In the fall of 99, we were able to move to the custom-tailored
quarters on Bettina-von-Arnim-Straße housing the studio space now
being equipped with the latest digital recording and processing tools.
The application procedure for having it financed by the Deutsche Forschungsgemeinschaft
(DFG) took three years and we only succeeded as all colleagues and decision
makers joined forces: in the faculty, the university, the ministry and
the Science Council of Germany. Many thanks to all of you! I wish to emphasize
the achievements of Andrea Carrà, the studio head who struggled
for the best technical solutions with the experts of the DFG.
Looking back on the past development of the video studio is encouraging:
Since its installation in 1993, almost 1 Million Euro went into it, mainly
financed with successful applications at the DFG and funding programs
of the German Federation and the State of Thuringia. This time the Digital
Video Studio received € 311.000,-. You may ask where all the money
went! It probably shows best in the lighting equipment and the two studio
cameras. The grey boxes that computers usually are and that you find in
the rooms next to the studio do not tell their inner values so easily.
The hidden potential shows and will show much better in the products coming
from the video studio. Already many videos were produced here exploring
a multitude of conceptual and visual directions, from documentaries and
narrative videos to animations and art videos. New ways of story-telling,
experiments in image processing or more atmospherically oriented, non-linear
videos and installations were and will be produced. The new equipment
configuration including an Avid DS offers the possibility of compositing,
multi-layering and chroma keying, enabling the user to record and process
images on a high level. Professional lighting and flexible software simplifies
the adaption of different image sources and effects. The construction
of hybrid imagery, the convincing combination of real and computer-generated
pictures on many levels is possible.
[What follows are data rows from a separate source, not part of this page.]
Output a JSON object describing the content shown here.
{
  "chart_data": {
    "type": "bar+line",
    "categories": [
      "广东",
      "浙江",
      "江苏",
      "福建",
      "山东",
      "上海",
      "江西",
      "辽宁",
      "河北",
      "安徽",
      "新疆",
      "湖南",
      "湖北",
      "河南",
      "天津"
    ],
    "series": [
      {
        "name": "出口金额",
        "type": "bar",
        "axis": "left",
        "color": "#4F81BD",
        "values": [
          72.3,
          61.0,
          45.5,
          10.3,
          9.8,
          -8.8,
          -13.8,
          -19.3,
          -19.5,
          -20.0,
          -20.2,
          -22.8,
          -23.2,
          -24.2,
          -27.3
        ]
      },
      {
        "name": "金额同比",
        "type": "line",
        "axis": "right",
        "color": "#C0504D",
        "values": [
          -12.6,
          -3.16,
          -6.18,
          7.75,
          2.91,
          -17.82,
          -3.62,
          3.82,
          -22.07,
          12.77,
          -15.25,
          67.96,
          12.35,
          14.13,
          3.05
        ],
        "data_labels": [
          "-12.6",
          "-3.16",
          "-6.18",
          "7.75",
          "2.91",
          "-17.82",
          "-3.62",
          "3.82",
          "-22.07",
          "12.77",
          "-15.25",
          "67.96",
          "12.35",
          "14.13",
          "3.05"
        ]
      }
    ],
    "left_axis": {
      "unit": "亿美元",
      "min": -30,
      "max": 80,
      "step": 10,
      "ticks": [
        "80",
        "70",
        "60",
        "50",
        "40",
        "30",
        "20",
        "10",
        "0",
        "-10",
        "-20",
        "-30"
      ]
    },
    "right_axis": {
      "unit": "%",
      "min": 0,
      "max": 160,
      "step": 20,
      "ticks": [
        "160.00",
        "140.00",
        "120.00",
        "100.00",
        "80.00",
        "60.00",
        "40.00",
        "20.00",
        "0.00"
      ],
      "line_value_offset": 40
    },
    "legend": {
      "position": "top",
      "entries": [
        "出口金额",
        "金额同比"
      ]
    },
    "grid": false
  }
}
Prerecorded and live images mix and
undergo manipulations. New applications ask to be explored, in the creation
of music videos, in animation, in tv-design, commercials and in art videos.
We know that all high-tech is worthless without creative heads. I think we have reason to be confident, looking at the achievements and the success gained by our students so far. I would like to hint at the countless festival participations and numerous awards, at the video presentations in Berlin, Hannover, Dresden, Leipzig, Kassel, Bonn and Osnabrück for instance, or abroad in Basle, Geneva, Paris, Bourges, Strasbourg, Clermont-Ferrand and in Lodz. In 2000, the catalogue of the German Video Award at Marl named Weimar and Leipzig to be the new centers of video art in the eastern states of Germany and confirmed this trend in 2002. Furthermore I would like to hint at television broadcasts of student work on Arte, 3Sat, MTV and VIVA. I would also like to mention the international travelling exhibition and catalogue publication LOOPING! that started at the Erfurt Kunstverein in 2001, and the video editions Gestaltung.Die Erste (1999) and Gestaltung.Die Zweite (2001) a third one is to come soon. Last not least Im happy to see our videos prominently featured at the Weimar festival back_up/new media in film, and Im happy to see that summer nights tape, the open-air video event of the Rundgang, our annual art show has become an attractive institution. All these activities and merits go to show the potential and attraction of the medium and its placement within the Weimar faculty of art and design. Hence Im sure that the money of the DFG and the State of Thuringia is well invested and that it is not going to generate hot air but exciting new work!